There are also non-symmetric strategies, in which one wants to allow a standard form in the query to match a non-standard form in the document but not vice versa, or, less likely, the reverse. We omit these. In general, the regularization rules for queries need not be the same as for documents for any of the following reasons:

Also, the same issues arise in doing comparisons between documents. This, of course, is a symmetric situation. Choices may be different than in the case of a query because (a) there is no oppotunity for user feedback; (b) the existence of a lot of data makes any one word comparatively less important.

Specific issues that arise in English text (other languages have their own problems).

A danger of strong regularizations is that they tend to lead to false matches that are not merely wrong but entirely baffling to the user. Users generally find such results much more upsetting than mere errors, and if many occur, user confidence in the system quickly degrades. (Also note that these are not particularly noted in standard measures of quality, such as precision.) E.g. Suppose query is "portability" and document contains "important". A strong stemming algorithm might (etymologically correctly) reduce both to "port" and match them.

It seems, experimentally, that Google regularizes terms in the text but not in the query. On the one hand, the query "deregularizations" returns only two pages, both of which have the word in the plural, and it does not return any of the many pages which have the word in the singular. On the other hand, the query "Origin Roman historical commemoration" matches pages which contain the word "Origins [plural]" "Roman" "historical" and "commemoration" and do not contain the word "origin" in the singular. The theory presumably is that since you specified "deregularizations" you specifically want the plural, but if you ask for the singular, you may well be interested in the plural as well. Also the query can match the form of an anchor rather than the content of the page. On the other hand the query "zeugmas" returns as answer number 4 the page zeugma etc. which does not contain the word in the plural, but the cached copy claims that there is a link that contains the plural form. (The "link" search doesn't find the page with this link. Either link search is unreliable, or the page no longer exists.) (These queries carried out August and September 2007.)
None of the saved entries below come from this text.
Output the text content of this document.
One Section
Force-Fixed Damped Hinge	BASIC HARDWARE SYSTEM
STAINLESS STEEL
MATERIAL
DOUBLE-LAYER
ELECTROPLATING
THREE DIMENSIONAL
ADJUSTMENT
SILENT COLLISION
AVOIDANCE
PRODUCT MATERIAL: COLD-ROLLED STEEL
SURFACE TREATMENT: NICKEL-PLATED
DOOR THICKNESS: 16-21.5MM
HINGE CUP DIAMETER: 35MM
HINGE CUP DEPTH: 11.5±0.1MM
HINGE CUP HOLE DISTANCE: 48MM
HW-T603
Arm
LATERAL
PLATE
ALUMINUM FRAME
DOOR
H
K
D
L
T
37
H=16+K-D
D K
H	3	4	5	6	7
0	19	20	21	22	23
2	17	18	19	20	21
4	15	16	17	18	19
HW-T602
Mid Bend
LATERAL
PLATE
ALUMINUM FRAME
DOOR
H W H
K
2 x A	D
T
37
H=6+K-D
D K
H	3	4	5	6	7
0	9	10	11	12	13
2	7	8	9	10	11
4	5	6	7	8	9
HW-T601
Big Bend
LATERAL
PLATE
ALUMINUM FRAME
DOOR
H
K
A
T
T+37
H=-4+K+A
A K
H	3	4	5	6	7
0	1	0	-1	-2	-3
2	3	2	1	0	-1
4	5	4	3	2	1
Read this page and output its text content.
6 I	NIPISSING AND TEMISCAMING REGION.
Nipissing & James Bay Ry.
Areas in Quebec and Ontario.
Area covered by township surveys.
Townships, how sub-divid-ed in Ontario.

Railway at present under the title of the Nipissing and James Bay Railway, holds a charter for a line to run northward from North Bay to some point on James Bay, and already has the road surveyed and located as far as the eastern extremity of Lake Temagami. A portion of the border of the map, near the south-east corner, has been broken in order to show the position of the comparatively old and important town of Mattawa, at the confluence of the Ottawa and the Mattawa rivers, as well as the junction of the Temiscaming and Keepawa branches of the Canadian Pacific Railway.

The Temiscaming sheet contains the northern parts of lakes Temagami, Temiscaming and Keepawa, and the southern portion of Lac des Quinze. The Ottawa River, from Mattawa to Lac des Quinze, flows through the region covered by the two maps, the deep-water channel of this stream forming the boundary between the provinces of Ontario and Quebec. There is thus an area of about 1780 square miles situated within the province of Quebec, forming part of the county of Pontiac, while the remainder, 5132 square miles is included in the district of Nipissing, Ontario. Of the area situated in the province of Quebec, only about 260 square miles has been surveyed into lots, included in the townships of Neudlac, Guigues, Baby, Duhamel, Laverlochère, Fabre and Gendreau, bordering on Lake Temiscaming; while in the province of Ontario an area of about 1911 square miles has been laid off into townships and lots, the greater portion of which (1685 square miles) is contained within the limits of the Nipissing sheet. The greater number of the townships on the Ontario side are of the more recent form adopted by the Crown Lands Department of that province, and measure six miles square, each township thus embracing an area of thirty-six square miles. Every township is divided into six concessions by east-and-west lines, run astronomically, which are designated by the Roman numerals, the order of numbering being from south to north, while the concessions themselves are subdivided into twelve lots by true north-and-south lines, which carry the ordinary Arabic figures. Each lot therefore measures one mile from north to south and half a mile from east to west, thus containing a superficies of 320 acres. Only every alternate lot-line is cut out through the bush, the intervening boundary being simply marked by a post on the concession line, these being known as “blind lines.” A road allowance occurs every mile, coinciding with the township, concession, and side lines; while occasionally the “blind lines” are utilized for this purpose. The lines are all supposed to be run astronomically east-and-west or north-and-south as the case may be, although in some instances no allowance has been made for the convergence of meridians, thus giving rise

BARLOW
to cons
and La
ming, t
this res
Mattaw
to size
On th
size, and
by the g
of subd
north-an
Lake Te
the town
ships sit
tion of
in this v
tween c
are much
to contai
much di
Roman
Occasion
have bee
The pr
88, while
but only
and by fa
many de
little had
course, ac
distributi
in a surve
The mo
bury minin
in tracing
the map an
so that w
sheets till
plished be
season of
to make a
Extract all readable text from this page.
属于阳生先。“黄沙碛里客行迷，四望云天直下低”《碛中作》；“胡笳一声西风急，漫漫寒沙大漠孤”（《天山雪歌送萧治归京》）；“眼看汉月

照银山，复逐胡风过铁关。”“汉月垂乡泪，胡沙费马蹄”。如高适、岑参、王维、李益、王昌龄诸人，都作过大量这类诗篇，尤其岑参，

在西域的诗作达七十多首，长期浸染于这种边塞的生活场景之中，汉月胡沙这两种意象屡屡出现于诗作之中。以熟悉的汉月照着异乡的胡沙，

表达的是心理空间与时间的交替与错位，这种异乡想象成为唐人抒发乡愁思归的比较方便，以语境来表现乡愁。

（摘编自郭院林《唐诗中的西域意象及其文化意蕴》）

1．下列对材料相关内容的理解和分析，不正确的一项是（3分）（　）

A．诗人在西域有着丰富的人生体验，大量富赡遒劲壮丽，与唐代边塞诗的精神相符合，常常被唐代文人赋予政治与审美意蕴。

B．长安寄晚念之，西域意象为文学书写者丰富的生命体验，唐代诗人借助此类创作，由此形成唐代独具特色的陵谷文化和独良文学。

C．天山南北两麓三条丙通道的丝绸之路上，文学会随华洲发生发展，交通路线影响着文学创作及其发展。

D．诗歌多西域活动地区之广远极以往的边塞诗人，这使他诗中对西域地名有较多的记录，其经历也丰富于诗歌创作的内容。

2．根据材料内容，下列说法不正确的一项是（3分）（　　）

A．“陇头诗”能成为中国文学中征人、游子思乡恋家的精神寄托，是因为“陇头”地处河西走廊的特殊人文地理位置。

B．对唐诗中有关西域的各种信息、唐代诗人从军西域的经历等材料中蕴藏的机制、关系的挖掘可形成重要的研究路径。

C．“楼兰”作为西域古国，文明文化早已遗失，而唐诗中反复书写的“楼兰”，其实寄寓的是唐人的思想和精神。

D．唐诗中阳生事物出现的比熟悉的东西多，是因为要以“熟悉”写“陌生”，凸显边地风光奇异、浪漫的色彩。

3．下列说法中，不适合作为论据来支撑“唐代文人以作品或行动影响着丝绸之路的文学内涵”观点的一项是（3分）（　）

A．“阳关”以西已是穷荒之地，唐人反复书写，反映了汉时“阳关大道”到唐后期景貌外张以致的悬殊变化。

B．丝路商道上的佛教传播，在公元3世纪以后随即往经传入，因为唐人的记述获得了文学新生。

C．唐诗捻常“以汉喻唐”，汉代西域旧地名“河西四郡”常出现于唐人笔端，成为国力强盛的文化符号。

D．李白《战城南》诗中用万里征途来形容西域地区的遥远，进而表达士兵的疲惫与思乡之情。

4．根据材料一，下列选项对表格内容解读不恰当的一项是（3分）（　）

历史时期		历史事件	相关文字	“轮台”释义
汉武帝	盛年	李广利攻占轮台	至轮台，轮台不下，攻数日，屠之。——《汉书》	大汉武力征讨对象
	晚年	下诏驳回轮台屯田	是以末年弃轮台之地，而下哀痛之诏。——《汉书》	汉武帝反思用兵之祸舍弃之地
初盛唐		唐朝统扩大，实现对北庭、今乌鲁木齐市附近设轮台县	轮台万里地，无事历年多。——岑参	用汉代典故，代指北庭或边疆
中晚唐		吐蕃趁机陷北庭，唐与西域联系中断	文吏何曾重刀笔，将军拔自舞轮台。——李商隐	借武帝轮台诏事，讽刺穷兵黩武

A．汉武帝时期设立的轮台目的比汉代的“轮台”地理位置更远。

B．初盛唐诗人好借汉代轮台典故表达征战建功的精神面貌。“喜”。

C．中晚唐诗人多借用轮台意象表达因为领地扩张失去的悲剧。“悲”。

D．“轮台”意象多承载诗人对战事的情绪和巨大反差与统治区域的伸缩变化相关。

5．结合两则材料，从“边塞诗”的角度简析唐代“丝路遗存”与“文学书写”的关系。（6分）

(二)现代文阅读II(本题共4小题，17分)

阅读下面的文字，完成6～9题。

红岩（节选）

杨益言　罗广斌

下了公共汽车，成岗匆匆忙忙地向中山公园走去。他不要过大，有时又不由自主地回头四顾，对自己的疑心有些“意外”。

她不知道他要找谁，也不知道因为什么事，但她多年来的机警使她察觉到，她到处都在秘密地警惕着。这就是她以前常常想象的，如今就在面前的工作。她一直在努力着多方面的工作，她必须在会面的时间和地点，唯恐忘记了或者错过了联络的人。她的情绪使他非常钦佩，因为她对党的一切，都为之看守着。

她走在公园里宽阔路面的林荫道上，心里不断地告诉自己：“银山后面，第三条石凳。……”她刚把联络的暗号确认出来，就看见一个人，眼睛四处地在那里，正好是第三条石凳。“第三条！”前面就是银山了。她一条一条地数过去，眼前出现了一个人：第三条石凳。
Note: Google will index a page P under a term T that appears only in the anchor of a link to P and not in any form in P itself. I ran a test: the page nquarminos does not contains this anchor term but is now indexed under that term. Incidentally, the page was placed on the web on 8/24/07 and was indexed some time between 9/4 and 9/8.

What information is indexed?

Inverted file

For each word W, the documents in which it occurs. For each word W and document D, some of the following:

Lexicon: Information about words

Number of documents containing word. Total number of occurrences of word. Possibly related words.

Document index

For each document D: URL; document ID; the list of outlinks from D; the list of inlinks to D; page rank of D (query independent measure of quality); language; format; date; frequency of update; etc.

Word to link index

For each word W, list of links in which W is used as an anchor. (May be part of inverted file).

Index format

Compression techniques

Use positional difference rather than absolute position for W in D. Saves significant space if W occurs often in long document D. Huffman or similar encoding for words, URLs, contexts etc. Give small doc IDs to docs with many different words, large doc ids to docs with few different words.